19 Août 2026 À 09:32

La première fuite concerne au moins 678.000 particuliers et professionnels, dont quelque 350.000 contribuables, avec le vol de données fiscales. Une deuxième cyberattaque a, par ailleurs, permis de subtiliser des données cadastrales, tandis qu’une troisième fuite concerne des informations relatives aux successions.



Lors d’une conférence de presse consacrée à cette cyberattaque, le gouvernement a présenté le renforcement de la sécurité des systèmes de l’État comme une priorité, alors que plusieurs compromissions de données ont été recensées ces derniers mois.

Le ministre français chargé de la Fonction publique et de la Transformation de l’action publique, David Amiel, a affirmé lors de cette conférence de presse que "nos systèmes d’information comportent des faiblesses", annonçant un plan d’action articulé autour de plusieurs priorités, notamment la lutte contre la compromission des comptes des agents et le renforcement de leur formation en matière de cybersécurité.

La directrice générale de la DGFiP, Amélie Verdier, a indiqué de son côté que plus de 100 emplois étaient actuellement consacrés à la cybersécurité parmi les plus de 5.300 informaticiens de l’administration fiscale. Elle a annoncé l’accélération des projets de sécurisation des accès des agents, avec notamment la généralisation de l’authentification forte sur l’ensemble des accès. D’ici à la fin de l’année, tous les agents de la DGFiP seront également équipés de clés de sécurité USB (tokens) permettant de sécuriser la connexion à leurs comptes professionnels, a-t-elle dit.

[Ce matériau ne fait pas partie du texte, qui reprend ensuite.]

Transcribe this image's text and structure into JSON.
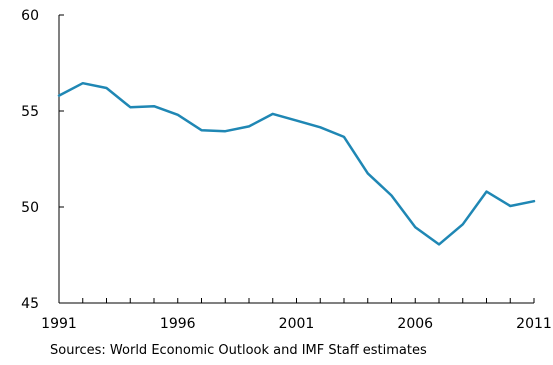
{
  "chart_data": {
    "type": "line",
    "title": "",
    "xlabel": "",
    "ylabel": "",
    "x": [
      1991,
      1992,
      1993,
      1994,
      1995,
      1996,
      1997,
      1998,
      1999,
      2000,
      2001,
      2002,
      2003,
      2004,
      2005,
      2006,
      2007,
      2008,
      2009,
      2010,
      2011
    ],
    "series": [
      {
        "values": [
          55.8,
          56.45,
          56.2,
          55.2,
          55.25,
          54.8,
          54.0,
          53.95,
          54.2,
          54.85,
          54.5,
          54.15,
          53.65,
          51.75,
          50.6,
          48.95,
          48.05,
          49.1,
          50.8,
          50.05,
          50.3
        ],
        "color": "#1f87b4"
      }
    ],
    "xlim": [
      1991,
      2011
    ],
    "ylim": [
      45,
      60
    ],
    "yticks": [
      45,
      50,
      55,
      60
    ],
    "xticks": [
      1991,
      1996,
      2001,
      2006,
      2011
    ],
    "grid": false,
    "legend": "none"
  },
  "source_note": "Sources: World Economic Outlook and IMF Staff estimates"
}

Des mesures ont également été prises immédiatement après la découverte des intrusions, notamment la suppression de l’accès à certaines applications. Le portail permettant aux agents de consulter leurs courriels a également été rendu inaccessible à distance. Le gouvernement français entend par ailleurs renforcer la prévention contre les attaques reposant sur l’ingénierie sociale. Les campagnes internes de simulation d’hameçonnage seront ainsi intensifiées afin de tester la vigilance des agents, d’identifier les vulnérabilités et de réduire les risques liés au "phishing".

David Amiel a, en outre, souligné que l’essor rapide des capacités de l’intelligence artificielle accroissait les risques cyber. Il a ainsi demandé que l’administration puisse tester elle-même ses dispositifs au moyen d’outils d’intelligence artificielle placés sous contrôle, afin de mieux identifier et corriger ses vulnérabilités.

Les autorités françaises entendent aussi renforcer la prévention, considérée comme un axe majeur de la stratégie nationale de cybersécurité. Cette politique vise à améliorer la capacité de l’État à anticiper les attaques et à renforcer la résilience de ses infrastructures numériques.